Para você, um mar do sul
Un mar, el mar. Amante de su diario cambiar, hijo de una extraña copulación entre el viento y la tierra en una noche de suicidas, reflejo perfecto de esa inconstancia llena de armonía. Como al mar, le temo, me acerco con respeto, avanzando despacio, bocetando cada paso, midiendo el terreno, con la certidumbre a cuestas del posible hundimiento…No existe otra forma de acercarse a él, no para mí.
Confundí inseguridad con arrogancia, creí en la soledad forzada, no en la esencia de otro andar en compañía de la nada, no dí cuenta de que ese sentimiento “extraño” manaba de la experiencia de encontrar un “otro-yo”; solo atiné a describirlo en un par de frases: “como un niño curioso, cínico, dueño de una apasionada tristeza…y con cierto toque de misoginia”; en realidad, lo enmarcaba, tratando de darle sentido a esa tormenta viajera, busqué una fórmula para asirlo; él solo sonrió, evocando un curioso agradecimiento por la descripción sin erratas, sin más.
Por fortuna, las charlas no fueron muchas. Esporádicas, errantes, profundas; cada ocasión que se dignaba el tiempo a sentarnos a conversar, él conseguía quebrarme, ahondar esa herida que me fragmenta, sin entender cómo o porqué, revelaba la frontera que soy, conseguía inclinar la balanza, pocas veces del lado correcto… Por ello, lo evitaba, trazaba mis caminos lejos de él, aun sabiendo que su presencia me era imprescindible, que su voz me diría donde tomar la tiza, cuando y hacia donde seguir trazando… No sé qué pensamientos lo animaban a seguir la misma estrategia, quizá solo lo imaginé para forzar la distancia. El capricho de la suerte regalaba instantes en el techo, en las calles alfombradas de un amarillo crujir, en las noches heladas donde el calor era fruto de la política y no del andar, en una que otra tarde de experimentos agrícolas, en el ocio del invierno.
Me sorprende que con tan poco comprendiera lo diminuto, mi inconsistencia en la imagen, que me descubriera bruja, que me confiara sus lágrimas…alguien como él jamás flaquea, duda, sí, pero no más; tal vez por eso los momentos de miradas cristalinas clavadas en las paredes me enloquecían, llenaban mi cuerpo del deseo de huir. Escuchaba sus teorías de los destinos cruzados, del tiempo en espiral, horas dedicadas a los mismos temas; ahí aprendí el placer de incendiar una manzana entera, sentí la poesía del espacio, describió los versos que los edificios componían, jamás hubiese imaginado que podrían existir poemas ahí, entre cemento, metal y vidrio…

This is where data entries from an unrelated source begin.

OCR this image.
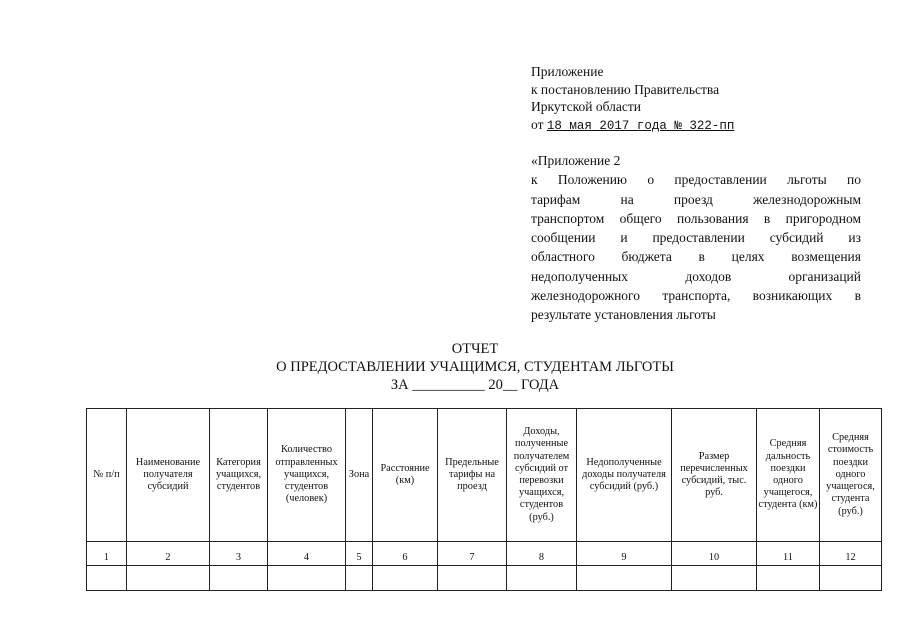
Приложение
к постановлению Правительства
Иркутской области
от 18 мая 2017 года № 322-пп
«Приложение 2
к Положению о предоставлении льготы по
тарифам на проезд железнодорожным
транспортом общего пользования в пригородном
сообщении и предоставлении субсидий из
областного бюджета в целях возмещения
недополученных доходов организаций
железнодорожного транспорта, возникающих в
результате установления льготы
ОТЧЕТ
О ПРЕДОСТАВЛЕНИИ УЧАЩИМСЯ, СТУДЕНТАМ ЛЬГОТЫ
ЗА __________ 20__ ГОДА
№ п/п	Наименование получателя субсидий	Категория учащихся, студентов	Количество отправленных учащихся, студентов (человек)	Зона	Расстояние (км)	Предельные тарифы на проезд	Доходы, полученные получателем субсидий от перевозки учащихся, студентов (руб.)	Недополученные доходы получателя субсидий (руб.)	Размер перечисленных субсидий, тыс. руб.	Средняя дальность поездки одного учащегося, студента (км)	Средняя стоимость поездки одного учащегося, студента (руб.)
1	2	3	4	5	6	7	8	9	10	11	12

Hasta hoy no he logrado descifrarlo, su imagen se evapora en mis manos, no alcanzo a describirlo, cuando le pienso solo llega el caos, ni siquiera en estas letras he podido dibujar algo claro; el Hikuri que fue su ojo izquierdo una mala noche, es lo que me une a él, es el depósito de lo que resulta para mí: un hoyo negro, un vacío que hechiza con la mirada, que destruye…
Sin embargo, nada impidió que su último abrazo se quedara conmigo.